From the very beginning, Hadestown was intended to be a musical that would embrace the audience.

So when the Anaïs Mitchell musical originally premiered Off-Broadway at New York Theatre Workshop, scenic designer Rachel Hauck conceived a space in the round to convey “the generosity of that idea.”

Though the set onstage today at Broadway’s Walter Kerr Theatre varies vastly from NYTW’s “Greek amphitheatre in a barn,” Hauck’s now Tony-winning design hearkens back to the original inspiration of community. The designer created a semicircular bar so its walls curve to hug the audience. She removed two rows of seats in the orchestra to extend the stage into the crowd. “The intimacy of how it comes into the house and lets the audience be a part of this,” she says, “it feels like an old friend.”

That feeling of intimacy is at the core of the show. “If you ever lose the intimacy, you lose the context of Anaïs’ music. And if you lose your relationship to the music, you’re sunk,” says Hauck.

To keep the focus on the music and maintain a mysticism about the characters and their story, Hauck and director Rachel Chavkin opted for abstraction over realism, a choice that allowed Hauck to play with dualities.
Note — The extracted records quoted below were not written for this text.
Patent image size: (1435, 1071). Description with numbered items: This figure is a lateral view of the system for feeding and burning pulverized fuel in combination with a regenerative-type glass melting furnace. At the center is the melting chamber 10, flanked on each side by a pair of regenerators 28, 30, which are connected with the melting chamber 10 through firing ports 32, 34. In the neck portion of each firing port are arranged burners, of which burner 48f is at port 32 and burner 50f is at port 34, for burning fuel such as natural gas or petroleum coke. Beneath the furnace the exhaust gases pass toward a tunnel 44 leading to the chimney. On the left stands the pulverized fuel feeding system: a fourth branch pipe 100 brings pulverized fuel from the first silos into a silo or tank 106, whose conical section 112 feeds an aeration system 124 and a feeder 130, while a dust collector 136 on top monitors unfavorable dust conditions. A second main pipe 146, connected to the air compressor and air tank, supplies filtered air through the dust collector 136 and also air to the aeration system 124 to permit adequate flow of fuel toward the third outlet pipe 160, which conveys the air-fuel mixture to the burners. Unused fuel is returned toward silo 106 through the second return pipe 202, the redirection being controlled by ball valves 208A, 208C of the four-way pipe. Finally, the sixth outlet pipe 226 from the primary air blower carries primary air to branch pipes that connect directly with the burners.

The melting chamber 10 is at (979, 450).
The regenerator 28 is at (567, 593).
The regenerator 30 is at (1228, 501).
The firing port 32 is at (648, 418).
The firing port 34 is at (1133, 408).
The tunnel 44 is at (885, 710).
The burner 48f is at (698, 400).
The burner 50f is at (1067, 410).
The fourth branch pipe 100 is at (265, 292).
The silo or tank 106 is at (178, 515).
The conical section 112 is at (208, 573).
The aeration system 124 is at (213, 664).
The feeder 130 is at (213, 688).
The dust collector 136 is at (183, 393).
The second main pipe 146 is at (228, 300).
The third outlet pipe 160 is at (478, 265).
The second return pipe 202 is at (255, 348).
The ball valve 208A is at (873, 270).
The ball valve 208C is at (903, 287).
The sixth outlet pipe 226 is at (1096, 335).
At first glance you see a dilapidated yet romanticized jazz club with wood floors caked in beer and plaster walls logged with water. Look again and you’ll notice the rot is simultaneously the industrial underworld. The bar’s blue-green walls create a decay; blink, and suddenly they become the sky for Orpheus and Eurydice’s poetic outdoor summer scenes.

But the duplicity intentionally hides in plain sight. “Rachel said to me, ‘It should feel like the bar is a cog in the giant machine that is Hadestown,’” Hauck recalls.

When the bar cleaves to expose the depths of hell, the true mechanism of that cog is revealed. “These [bartops] don’t move very far, but it feels like somebody’s ripping your chest out when it happens because it’s so emotional to see it split,” says Hauck. The simple design echoes the romanticism, conflict, desire, and loss all wrapped up in Hadestown.

In the end, the whole world reassembles. “It’s the circular nature. You’re right back where you started as soon as it ended,” says Hauck, “and we’re going to try again.” Therein lies Hauck’s triumph, her ultimate duality: the end is just the beginning.